Menu

De term ‘gemeentearchivaris’ mag dan formeel overkomen, Klaartje Pompe krijgt geregeld ‘Wow!’ te horen wanneer zij uitlegt wat zij doet. De veelzijdigheid van haar werk, de menselijke kanten van archiefonderzoek en het besef een bijzondere rol te vervullen in de samenleving, maken het zo boeiend. ‘Het is echt een mooie functie, een mooi vak.’

 En zij heeft nogal wat taken op haar bord liggen. Sinds de komst vorig jaar van de nieuwe directeur van het NHA Willeke de Groot, is Pompe de archivaris van elf gemeentes en vijf Gemeenschappelijke Regelingen. Bovendien is zij provinciearchivaris en rijksarchivaris in de provincie Noord-Holland. ‘De laatste jaren voor de pensionering van onze vorige directeur Lieuwe Zoodsma had ik al een aantal archivarisrollen gekregen,’ vertelt ze. ‘Willeke is overall-directeur, waar ik degene ben die zich met de archieven van onze overheidspartners bezighoudt. Dat is een fijne rolverdeling. Kort na haar aanstelling hebben we samen een rondreis gemaakt langs alle aangesloten overheden. Zo hebben we kunnen zien hoe verschillend al die gemeenten zijn. De dynamiek van Haarlem is echt heel anders dan die van de kleinere gemeenten.’

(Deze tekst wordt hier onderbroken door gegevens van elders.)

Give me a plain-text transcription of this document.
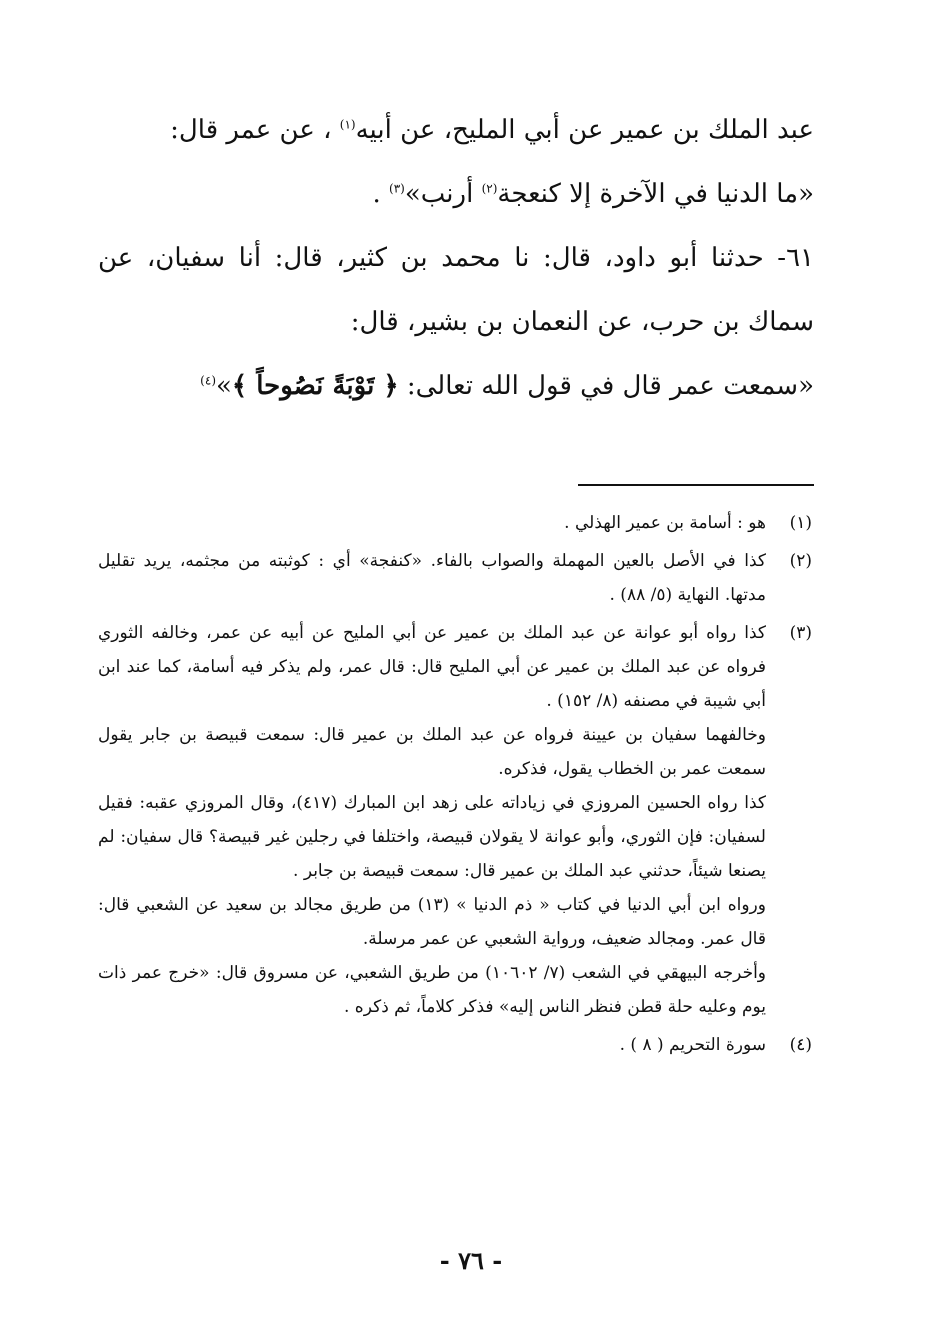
عبد الملك بن عمير عن أبي المليح، عن أبيه$^{(١)}$ ، عن عمر قال:

«ما الدنيا في الآخرة إلا كنعجة$^{(٢)}$ أرنب»$^{(٣)}$ .

٦١- حدثنا أبو داود، قال: نا محمد بن كثير، قال: أنا سفيان، عن سماك بن حرب، عن النعمان بن بشير، قال:

«سمعت عمر قال في قول الله تعالى: ﴿ تَوْبَةً نَصُوحاً ﴾»$^{(٤)}$

(١)

هو : أسامة بن عمير الهذلي .

(٢)

كذا في الأصل بالعين المهملة والصواب بالفاء. «كنفجة» أي : كوثبته من مجثمه، يريد تقليل مدتها. النهاية (٥/ ٨٨) .

(٣)

كذا رواه أبو عوانة عن عبد الملك بن عمير عن أبي المليح عن أبيه عن عمر، وخالفه الثوري فرواه عن عبد الملك بن عمير عن أبي المليح قال: قال عمر، ولم يذكر فيه أسامة، كما عند ابن أبي شيبة في مصنفه (٨/ ١٥٢) .

وخالفهما سفيان بن عيينة فرواه عن عبد الملك بن عمير قال: سمعت قبيصة بن جابر يقول سمعت عمر بن الخطاب يقول، فذكره.

كذا رواه الحسين المروزي في زياداته على زهد ابن المبارك (٤١٧)، وقال المروزي عقبه: فقيل لسفيان: فإن الثوري، وأبو عوانة لا يقولان قبيصة، واختلفا في رجلين غير قبيصة؟ قال سفيان: لم يصنعا شيئاً، حدثني عبد الملك بن عمير قال: سمعت قبيصة بن جابر .

ورواه ابن أبي الدنيا في كتاب « ذم الدنيا » (١٣) من طريق مجالد بن سعيد عن الشعبي قال: قال عمر. ومجالد ضعيف، ورواية الشعبي عن عمر مرسلة.

وأخرجه البيهقي في الشعب (٧/ ١٠٦٠٢) من طريق الشعبي، عن مسروق قال: «خرج عمر ذات يوم وعليه حلة قطن فنظر الناس إليه» فذكر كلاماً، ثم ذكره .

(٤)

سورة التحريم ( ٨ ) .

- ٧٦ -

‘Tijdens die bezoekjes merkten we hoe belangrijk het is om een goed contact te hebben met al de gemeenten, onze partners. Dat willen we in stand houden. Het was fijn om te ervaren dat de partners positief zijn over de samenwerking met ons. Met de komst van Willeke zijn wij gestart met een strategie waarbij data leidend zijn en de archieven nog meer gebruikt gaan worden. De overheidsarchieven staan voor ons hierin centraal. We werken toe naar een digitale infrastructuur waarmee we de bruikbaarheid van onze data kunnen verbeteren met behulp van metadata, gegevens die meer uitleg geven over een object of data. Zo werken we actief aan de vergroting van het maatschappelijk en wetenschappelijk rendement van onze collecties.’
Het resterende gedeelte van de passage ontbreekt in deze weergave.